In all of the workflows you were imagining, step 3 seems perfectly reasonable. But what if a programmer does not want to write the results to the database? Or what if they want to perform multiple actions with the profiled data, including writing to the database (and they aren't too concerned about overhead :slightly_smiling_face: )? For example, they might want to let another function know about that test_id.

The observer pattern allows for the following:

  1. the decorated function is called
  2. the code's execution is profiled
  3. observers are provided the profiling information a. write to database b. or just print results to console c. or do both d. _and maybe provide the test_id to a completely different function_ e. et cetera
  4. the function's output is returned

This grants a programmer far more flexibility.

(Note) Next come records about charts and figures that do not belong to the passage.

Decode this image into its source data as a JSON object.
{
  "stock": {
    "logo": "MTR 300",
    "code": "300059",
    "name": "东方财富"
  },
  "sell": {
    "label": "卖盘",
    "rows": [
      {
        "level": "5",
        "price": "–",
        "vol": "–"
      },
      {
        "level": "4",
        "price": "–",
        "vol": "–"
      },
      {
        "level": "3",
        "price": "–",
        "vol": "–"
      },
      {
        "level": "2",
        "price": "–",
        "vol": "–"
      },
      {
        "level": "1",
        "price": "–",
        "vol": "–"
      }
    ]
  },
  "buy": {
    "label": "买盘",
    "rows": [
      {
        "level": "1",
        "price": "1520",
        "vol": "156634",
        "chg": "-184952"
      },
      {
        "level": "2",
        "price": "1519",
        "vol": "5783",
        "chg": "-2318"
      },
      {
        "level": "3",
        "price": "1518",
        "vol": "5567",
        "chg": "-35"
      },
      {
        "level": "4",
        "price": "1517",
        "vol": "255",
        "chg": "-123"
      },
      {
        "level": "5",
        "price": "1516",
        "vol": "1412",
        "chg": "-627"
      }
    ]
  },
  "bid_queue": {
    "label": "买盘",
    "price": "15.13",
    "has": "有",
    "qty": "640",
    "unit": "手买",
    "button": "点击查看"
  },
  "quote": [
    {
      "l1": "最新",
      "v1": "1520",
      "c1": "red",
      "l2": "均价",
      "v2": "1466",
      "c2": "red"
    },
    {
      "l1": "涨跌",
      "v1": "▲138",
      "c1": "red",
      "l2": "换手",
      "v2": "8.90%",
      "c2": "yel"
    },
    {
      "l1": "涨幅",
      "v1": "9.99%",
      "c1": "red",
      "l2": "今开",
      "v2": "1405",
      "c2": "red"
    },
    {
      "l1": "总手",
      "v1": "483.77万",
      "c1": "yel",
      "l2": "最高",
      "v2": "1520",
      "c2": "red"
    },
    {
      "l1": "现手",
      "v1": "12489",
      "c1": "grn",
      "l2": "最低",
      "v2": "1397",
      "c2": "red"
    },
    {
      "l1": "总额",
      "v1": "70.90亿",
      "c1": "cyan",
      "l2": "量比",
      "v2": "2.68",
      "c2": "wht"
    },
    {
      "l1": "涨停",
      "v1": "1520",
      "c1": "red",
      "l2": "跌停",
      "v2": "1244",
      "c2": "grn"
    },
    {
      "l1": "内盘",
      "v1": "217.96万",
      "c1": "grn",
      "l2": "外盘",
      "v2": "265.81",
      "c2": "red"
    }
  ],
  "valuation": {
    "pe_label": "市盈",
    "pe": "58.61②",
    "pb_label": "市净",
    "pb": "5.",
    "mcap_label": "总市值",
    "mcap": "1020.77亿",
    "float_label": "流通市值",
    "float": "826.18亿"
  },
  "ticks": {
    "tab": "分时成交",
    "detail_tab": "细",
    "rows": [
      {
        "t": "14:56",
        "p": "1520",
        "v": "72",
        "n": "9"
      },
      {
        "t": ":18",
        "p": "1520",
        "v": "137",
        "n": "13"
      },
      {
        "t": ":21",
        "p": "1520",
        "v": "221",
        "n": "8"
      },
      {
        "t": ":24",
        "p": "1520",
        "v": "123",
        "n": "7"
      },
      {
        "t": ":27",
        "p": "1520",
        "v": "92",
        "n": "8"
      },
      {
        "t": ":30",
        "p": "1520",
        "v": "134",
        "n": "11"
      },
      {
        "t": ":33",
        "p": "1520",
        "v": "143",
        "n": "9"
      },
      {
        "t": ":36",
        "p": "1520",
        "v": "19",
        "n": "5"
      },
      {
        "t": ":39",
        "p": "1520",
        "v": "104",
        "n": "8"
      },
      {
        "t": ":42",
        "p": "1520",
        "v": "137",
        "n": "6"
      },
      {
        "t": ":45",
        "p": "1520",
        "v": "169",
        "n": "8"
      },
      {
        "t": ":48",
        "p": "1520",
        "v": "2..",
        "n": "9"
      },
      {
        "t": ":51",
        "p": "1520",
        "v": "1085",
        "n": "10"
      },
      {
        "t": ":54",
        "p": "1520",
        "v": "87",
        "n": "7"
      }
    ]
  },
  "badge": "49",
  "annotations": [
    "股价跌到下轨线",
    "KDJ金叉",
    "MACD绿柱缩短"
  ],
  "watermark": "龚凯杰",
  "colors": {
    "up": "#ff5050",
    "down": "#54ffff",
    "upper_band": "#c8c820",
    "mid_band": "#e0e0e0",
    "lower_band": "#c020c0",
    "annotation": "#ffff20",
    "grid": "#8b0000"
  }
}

For example, I've attached a LoggableInterpreter to my project. This is essentially the SimpleInterpreter from my branch, but with logging.info instead of print. (the total_response_time is wrong... I'm still working on that):

image


I am focused on trying to get something working with Dagster. I know you're probably indifferent about my desired use case, but I'll nonetheless keep documenting my progress:

~Dagster's execute_pipeline requires a Union[PipelineDefinition, IPipeline] as input. Source code~

~This means that if I were to wrap @pipeline, then the @PerformanceBreakpoint decorator would have to return a PipelineDefinition.~

@PerformanceBreakpoint(...)
@pipeline(...)
def my_cool_dagster_pipeline(...):
    ...

~But I am afraid that wrapping the @pipeline will just profile the pipeline construction, which is not what I want.~ ~This means that I need the @pipeline to wrap @PerformanceBreakpoint.~

~Here is the source code for the pipeline decorator. I'm trying to figure out how to proceed.~

Edit: after looking through Dagster's source code some more, I am pretty sure what I am trying to achieve is impossible. I think I will just have to wait until they add some kind of official implementation.

JoeyHendricks commented 2 years ago

once I have time will be improving the unit tests.